A transjugular or percutaneous mesocaval shunt procedure beings with a retrieval device, usually a snare basket, being placed through the internal jugular vein down to the IVC near the level of the desired shunt. After bowel preparation and prophylactic antibiotics, a 20-gauge Chiba needle is directed through the anterior abdominal wall under CT-guidance. It is advanced through-and-through the SMV and into the IVC. A wire is advanced through the chiba needle and introduced into the previously place snare. The wire is snared and pulled out through the jugular sheath, effectively leaving a wire percutaneously that travels from SMV to IVC and out the jugular sheath. Then a catheter is advanced over the wire, keeping a second wire as the safety wire. Using the working wire, access is obtained further into the SMV. At this point, the percutaneous safety wire is removed, and the stent can be advanced over the working wire. After dilation, pressures and venogram can be taken to confirm appropriate placement and function of the shunt [41] (Fig. 58.6).

Fig. 58.6
figure 6

Surgical Shunts visualized via angiography: Portacaval shunt (a), Mesocaval shunt (b), and Distal splenorenal shunt (c)
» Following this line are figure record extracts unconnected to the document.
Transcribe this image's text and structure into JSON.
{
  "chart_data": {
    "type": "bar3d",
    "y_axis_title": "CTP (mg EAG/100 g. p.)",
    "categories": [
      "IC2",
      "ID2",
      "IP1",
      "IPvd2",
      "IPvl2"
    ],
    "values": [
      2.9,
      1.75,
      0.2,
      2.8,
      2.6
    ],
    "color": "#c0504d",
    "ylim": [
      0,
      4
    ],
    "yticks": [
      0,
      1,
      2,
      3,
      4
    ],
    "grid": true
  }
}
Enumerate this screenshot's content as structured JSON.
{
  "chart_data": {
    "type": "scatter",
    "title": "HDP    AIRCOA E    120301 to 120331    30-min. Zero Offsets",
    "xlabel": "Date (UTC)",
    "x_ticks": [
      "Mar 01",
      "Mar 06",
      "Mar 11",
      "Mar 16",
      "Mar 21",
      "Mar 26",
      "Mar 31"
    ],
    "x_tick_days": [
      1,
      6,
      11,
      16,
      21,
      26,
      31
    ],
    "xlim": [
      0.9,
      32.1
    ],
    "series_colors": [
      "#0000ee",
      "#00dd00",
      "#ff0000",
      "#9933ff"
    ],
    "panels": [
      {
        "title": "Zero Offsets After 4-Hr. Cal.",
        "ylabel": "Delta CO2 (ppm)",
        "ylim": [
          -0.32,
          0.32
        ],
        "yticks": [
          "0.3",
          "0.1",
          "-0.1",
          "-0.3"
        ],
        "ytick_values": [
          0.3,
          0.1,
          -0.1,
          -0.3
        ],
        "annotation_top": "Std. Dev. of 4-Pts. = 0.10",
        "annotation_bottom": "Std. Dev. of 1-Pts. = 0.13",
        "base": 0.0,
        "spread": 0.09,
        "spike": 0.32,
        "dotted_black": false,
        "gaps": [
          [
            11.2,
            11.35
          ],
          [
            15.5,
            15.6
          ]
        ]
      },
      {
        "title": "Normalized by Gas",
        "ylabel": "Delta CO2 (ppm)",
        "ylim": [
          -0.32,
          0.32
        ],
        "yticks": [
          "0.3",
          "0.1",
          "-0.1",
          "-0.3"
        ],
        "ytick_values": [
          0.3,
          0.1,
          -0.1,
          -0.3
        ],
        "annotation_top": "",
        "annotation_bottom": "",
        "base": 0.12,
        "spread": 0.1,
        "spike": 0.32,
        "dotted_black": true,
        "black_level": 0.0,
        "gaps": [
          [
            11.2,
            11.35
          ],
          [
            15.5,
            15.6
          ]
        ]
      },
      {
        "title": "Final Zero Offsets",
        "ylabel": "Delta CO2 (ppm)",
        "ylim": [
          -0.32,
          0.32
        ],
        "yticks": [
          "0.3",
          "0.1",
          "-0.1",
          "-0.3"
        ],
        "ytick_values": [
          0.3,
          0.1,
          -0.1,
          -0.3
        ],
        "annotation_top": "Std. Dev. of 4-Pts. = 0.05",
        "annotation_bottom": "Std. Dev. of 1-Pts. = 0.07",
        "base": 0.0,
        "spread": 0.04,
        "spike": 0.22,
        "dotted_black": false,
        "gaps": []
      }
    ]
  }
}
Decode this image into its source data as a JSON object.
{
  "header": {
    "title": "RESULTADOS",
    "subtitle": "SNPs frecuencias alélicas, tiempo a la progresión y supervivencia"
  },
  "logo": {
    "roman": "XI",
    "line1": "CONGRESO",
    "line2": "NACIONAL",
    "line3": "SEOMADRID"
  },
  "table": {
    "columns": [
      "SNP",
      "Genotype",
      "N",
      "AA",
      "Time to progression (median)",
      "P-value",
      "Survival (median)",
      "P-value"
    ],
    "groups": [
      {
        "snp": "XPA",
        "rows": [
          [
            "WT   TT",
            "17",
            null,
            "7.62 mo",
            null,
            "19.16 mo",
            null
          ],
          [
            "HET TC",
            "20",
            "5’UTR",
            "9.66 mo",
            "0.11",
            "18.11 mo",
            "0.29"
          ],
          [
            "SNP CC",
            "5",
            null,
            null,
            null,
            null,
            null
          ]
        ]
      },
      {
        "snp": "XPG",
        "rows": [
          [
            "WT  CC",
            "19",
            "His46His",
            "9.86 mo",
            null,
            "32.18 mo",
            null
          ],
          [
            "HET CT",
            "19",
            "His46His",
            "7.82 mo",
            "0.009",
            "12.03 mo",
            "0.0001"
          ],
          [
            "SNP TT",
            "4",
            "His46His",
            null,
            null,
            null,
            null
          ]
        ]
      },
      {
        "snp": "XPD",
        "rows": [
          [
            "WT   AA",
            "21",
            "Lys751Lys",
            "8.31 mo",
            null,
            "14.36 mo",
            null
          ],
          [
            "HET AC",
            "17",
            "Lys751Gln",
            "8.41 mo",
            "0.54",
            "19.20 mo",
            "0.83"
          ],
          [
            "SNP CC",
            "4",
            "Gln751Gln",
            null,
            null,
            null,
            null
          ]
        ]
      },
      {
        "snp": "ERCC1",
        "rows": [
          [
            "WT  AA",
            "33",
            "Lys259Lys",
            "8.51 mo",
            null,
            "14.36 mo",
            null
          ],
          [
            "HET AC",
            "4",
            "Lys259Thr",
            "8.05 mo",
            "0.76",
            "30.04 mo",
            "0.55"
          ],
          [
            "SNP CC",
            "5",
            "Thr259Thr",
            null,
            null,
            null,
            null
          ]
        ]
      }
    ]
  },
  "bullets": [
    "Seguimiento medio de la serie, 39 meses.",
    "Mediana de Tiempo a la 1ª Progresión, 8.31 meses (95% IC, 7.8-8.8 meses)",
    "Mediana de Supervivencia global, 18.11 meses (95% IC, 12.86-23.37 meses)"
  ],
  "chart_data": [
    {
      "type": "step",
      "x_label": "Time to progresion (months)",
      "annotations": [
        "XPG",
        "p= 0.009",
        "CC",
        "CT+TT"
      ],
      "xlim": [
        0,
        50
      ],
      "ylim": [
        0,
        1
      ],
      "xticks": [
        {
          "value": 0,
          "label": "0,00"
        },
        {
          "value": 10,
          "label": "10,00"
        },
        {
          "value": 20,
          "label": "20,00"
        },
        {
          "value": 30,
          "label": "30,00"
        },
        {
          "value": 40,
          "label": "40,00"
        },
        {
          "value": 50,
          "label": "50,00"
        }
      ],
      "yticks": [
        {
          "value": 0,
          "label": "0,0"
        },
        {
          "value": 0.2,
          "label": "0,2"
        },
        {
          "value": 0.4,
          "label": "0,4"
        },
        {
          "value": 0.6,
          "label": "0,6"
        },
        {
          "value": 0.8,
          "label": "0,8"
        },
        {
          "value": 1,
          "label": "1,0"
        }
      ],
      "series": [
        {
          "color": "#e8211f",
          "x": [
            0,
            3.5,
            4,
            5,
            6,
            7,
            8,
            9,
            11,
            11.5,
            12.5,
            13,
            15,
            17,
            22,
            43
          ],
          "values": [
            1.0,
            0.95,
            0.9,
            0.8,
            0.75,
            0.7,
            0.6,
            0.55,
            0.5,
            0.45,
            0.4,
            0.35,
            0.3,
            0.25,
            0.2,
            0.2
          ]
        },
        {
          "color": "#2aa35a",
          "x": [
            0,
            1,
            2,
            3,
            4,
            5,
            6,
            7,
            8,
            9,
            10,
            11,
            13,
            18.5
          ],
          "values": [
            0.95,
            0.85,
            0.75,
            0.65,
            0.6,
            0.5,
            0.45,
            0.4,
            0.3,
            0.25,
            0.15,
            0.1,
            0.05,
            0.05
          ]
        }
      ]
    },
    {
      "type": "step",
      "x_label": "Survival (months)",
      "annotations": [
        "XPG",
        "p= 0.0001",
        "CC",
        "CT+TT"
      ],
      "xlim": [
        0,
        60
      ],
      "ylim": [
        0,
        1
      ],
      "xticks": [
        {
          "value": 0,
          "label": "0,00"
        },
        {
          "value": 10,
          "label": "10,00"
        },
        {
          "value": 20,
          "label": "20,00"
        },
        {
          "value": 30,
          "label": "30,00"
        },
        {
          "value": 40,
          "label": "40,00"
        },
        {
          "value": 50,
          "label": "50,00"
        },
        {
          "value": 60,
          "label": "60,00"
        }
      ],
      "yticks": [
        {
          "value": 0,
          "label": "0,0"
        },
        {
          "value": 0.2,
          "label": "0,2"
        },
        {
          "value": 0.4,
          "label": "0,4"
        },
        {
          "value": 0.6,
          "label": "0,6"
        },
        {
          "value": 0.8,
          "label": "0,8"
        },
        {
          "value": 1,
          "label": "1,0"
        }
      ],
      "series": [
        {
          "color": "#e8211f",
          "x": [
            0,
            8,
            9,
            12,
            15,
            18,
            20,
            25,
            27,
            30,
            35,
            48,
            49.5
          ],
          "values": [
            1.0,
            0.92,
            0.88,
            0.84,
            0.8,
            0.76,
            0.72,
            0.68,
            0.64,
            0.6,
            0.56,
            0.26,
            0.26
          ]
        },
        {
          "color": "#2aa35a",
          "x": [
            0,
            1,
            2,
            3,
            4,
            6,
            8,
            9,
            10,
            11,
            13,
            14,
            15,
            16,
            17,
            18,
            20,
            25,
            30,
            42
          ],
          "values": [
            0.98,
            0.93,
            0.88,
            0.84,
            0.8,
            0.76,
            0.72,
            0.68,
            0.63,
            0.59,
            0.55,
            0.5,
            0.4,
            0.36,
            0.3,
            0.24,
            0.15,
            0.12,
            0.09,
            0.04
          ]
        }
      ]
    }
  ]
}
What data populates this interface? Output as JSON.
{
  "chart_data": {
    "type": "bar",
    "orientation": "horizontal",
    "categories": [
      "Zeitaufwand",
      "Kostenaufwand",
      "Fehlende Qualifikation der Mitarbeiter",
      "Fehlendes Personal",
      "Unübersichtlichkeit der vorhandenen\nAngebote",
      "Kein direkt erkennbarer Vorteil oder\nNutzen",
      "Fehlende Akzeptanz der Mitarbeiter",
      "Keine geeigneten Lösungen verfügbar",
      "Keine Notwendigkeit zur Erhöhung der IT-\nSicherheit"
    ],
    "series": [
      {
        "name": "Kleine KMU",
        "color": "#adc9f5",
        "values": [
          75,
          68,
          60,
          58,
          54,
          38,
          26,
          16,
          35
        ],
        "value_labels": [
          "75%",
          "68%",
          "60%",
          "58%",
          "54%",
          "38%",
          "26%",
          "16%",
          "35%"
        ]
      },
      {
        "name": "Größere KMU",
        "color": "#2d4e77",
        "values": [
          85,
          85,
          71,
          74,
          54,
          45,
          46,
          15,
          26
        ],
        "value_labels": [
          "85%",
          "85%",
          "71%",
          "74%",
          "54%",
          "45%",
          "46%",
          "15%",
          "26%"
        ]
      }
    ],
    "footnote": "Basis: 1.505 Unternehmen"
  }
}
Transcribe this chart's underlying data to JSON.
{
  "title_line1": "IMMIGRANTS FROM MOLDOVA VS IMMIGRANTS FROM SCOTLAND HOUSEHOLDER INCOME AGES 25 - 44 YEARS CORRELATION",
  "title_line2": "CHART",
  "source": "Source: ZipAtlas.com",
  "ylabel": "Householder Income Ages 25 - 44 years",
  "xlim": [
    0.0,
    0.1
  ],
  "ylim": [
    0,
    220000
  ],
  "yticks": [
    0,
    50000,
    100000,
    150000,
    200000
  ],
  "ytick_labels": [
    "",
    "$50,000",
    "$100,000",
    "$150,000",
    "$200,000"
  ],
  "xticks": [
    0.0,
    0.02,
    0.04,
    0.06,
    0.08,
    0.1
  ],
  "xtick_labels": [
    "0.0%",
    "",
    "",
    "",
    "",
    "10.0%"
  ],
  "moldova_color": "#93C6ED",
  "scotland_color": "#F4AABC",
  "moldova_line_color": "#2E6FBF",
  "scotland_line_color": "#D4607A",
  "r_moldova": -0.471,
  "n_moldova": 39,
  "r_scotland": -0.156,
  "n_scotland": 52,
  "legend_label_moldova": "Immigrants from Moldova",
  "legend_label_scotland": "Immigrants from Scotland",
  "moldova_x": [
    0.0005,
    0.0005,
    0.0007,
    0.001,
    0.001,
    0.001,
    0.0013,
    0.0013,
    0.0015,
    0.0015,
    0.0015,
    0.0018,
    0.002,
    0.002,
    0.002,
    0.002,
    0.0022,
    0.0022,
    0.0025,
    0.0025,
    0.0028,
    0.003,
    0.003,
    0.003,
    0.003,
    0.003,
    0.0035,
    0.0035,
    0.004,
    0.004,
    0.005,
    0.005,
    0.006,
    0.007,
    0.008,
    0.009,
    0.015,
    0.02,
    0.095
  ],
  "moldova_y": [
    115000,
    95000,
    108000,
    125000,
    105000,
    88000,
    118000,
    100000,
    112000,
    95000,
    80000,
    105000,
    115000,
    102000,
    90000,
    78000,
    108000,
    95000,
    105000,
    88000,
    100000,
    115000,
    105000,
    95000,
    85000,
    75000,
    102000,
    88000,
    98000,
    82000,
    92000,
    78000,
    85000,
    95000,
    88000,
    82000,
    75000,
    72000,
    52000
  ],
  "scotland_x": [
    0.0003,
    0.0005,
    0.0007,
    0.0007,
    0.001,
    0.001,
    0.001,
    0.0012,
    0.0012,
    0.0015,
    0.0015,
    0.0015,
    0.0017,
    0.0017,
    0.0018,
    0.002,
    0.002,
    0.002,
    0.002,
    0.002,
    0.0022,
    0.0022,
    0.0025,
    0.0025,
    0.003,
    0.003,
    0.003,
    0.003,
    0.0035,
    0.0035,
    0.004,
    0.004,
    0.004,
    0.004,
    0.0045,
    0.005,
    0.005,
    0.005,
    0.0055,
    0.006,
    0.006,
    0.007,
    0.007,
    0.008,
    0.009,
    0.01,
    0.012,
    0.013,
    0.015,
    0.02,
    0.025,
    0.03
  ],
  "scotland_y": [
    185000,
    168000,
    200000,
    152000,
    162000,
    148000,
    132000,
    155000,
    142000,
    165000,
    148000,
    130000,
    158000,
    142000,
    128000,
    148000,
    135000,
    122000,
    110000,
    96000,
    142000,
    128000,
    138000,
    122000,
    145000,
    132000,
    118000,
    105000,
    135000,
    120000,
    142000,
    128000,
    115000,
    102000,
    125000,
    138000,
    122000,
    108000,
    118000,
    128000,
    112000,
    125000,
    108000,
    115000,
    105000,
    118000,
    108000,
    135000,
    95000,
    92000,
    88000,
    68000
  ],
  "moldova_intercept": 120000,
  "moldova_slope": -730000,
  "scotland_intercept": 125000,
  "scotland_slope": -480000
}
3 Comparison of Available Portocaval Shunting Procedures (Table 58.1)

Table 58.1 Comparison of relative complications across portacaval shunt types

4 Future Directions

The DIPS procedure appears to be an excellent alternative to the standard TIPS treatment. The main advantages over a TIPS placement are that common failures due to bile leaks, tract hyperplasia, and hepatic vein occlusion are either excluded or much less likely (e.g. tract hyperplasia). Additionally, intravascular US used in DIPS placement allows for visualization portal vein puncture, the most technically challenging and dangerous aspect of TIPS creation. Finally, the widened indications for patients with altered intrahepatic anatomy and portal veno-occlusive disease of the hepatic or portal vein are more easily circumvented [36]. Further studies are currently needed to better quantify the complication rates for DIPS as well as randomized clinical trials to compare TIPS against DIPS on a broader level with stratification based on indication.